The Fireweed Moon by Barbara Dzikowski

The Fireweed Moon by Barbara Dzikowski

Author:Barbara Dzikowski
Language: eng
Format: epub
Publisher: Wiara Books via Indie Author Project
Published: 2023-05-03T13:20:27+00:00


-Eighteen-

CASSEROLES

Careful to keep it level, Joshua Wharton carried the covered dish his wife had made earlier that day, two days after Leon Ziemny’s death, a chicken casserole for Willow. That’s what people still did here after a death had occurred; they brought a dish of comfort food—homemade, of course—to the bereaved in the hope that some comfort, however slight, might be derived. He knocked on the front door with his knuckles—ringing the doorbell seemed too intrusive under the circumstances—and the girl appeared, looking utterly grief-stricken. A physician recognized the signs of grief beyond a river of tears: dark circles under dazed eyes, sallow skin, the dehydrated look of self-neglect.

“Hello, Willow. I’m Dr. Wharton—Joshua, not Aaron.”

“Oh, right, I remember.” She smiled, or tried to. “My father mentioned you so often. You were a good friend to him. Please, come in.”

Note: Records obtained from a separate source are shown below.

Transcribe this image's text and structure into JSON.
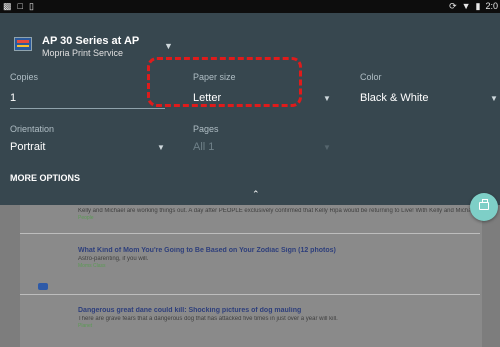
{
  "status_bar": {
    "left_icons": [
      "photo-icon",
      "notification-icon",
      "clipboard-icon"
    ],
    "right_icons": [
      "sync-icon",
      "wifi-icon",
      "battery-icon"
    ],
    "time": "2:0"
  },
  "print_dialog": {
    "printer_name": "AP 30 Series at AP",
    "printer_service": "Mopria Print Service",
    "copies": {
      "label": "Copies",
      "value": "1"
    },
    "paper_size": {
      "label": "Paper size",
      "value": "Letter"
    },
    "color": {
      "label": "Color",
      "value": "Black & White"
    },
    "orientation": {
      "label": "Orientation",
      "value": "Portrait"
    },
    "pages": {
      "label": "Pages",
      "value": "All 1"
    },
    "more_options": "MORE OPTIONS"
  },
  "background_feed": {
    "top_snippet": "Kelly and Michael are working things out. A day after PEOPLE exclusively confirmed that Kelly Ripa would be returning to Live! With Kelly and Michael after a nearly weeklong absence, a source says Michael Strahan is excited to have her",
    "top_source": "People",
    "articles": [
      {
        "title": "What Kind of Mom You're Going to Be Based on Your Zodiac Sign",
        "count": "(12 photos)",
        "body": "Astro-parenting, if you will.",
        "source": "Moms Class"
      },
      {
        "title": "Dangerous great dane could kill: Shocking pictures of dog mauling",
        "count": "",
        "body": "There are grave fears that a dangerous dog that has attacked five times in just over a year will kill.",
        "source": "Planet"
      }
    ]
  },
  "colors": {
    "panel": "#37474f",
    "highlight": "#e01b1b",
    "fab": "#7ecfc7"
  }
}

He stepped inside. He’d been in this house countless times throughout the years, and the thought that Leon was no longer here, but his familiar belongings still were, cloaked him in sadness. “As you can see, I’ve brought along something for you to eat—it’s a chicken casserole. My wife, Melissa, made it for you. It’s really quite good, her best dish.”

“I’m sure it is. Thank you.” She took it from him as he followed her into the kitchen. He expected to find an array of similar platters and plates on her kitchen counter, wrapped in aluminum foil, but there was only one other, besides his, and a round tin. The meager outpouring troubled him. “Would you like a cup of coffee? A cookie?” She opened the tin, held it out to him. “Nancy—Leon’s next-door neighbor baked these. I don’t even know her last name.”

“Oh, you mean the Salvos.” He smiled. “Good people.” Though he was trying to cut back on sweets, he selected a small butter cookie filled with homemade raspberry jam, to be polite. “No coffee, though.”

She sat down at the dining room table, and he sat across from her. A bird clock chirped out the time, startling him, with its three shrill tweets. Joshua folded his hands, looked into Willow’s heartbroken face, the face of the girl he had advised her mother to abort, the girl about whom some were now saying such dreadful things—that she should’ve never come here from New York City and gotten her father mixed up with the Black stranger. Others, like Jeff Miller, were even blaming Willow for her father’s death!

He’d first heard of it yesterday, when he went to the grocery to buy the ingredients for Melissa’s casserole and bumped into Jeff Miller. “Disinterment? What disinterment?” Joshua had asked. And Jeff replied that Willow was opening her grandmother’s grave to retrieve some item from the casket, something valuable, though no one could fathom what it might be. “We would’ve filed a petition to stop it,” Jeff said. “But by the time we heard what they were planning to do, the application was already approved.”

All the way home and all night long, Joshua had thought long and hard about it.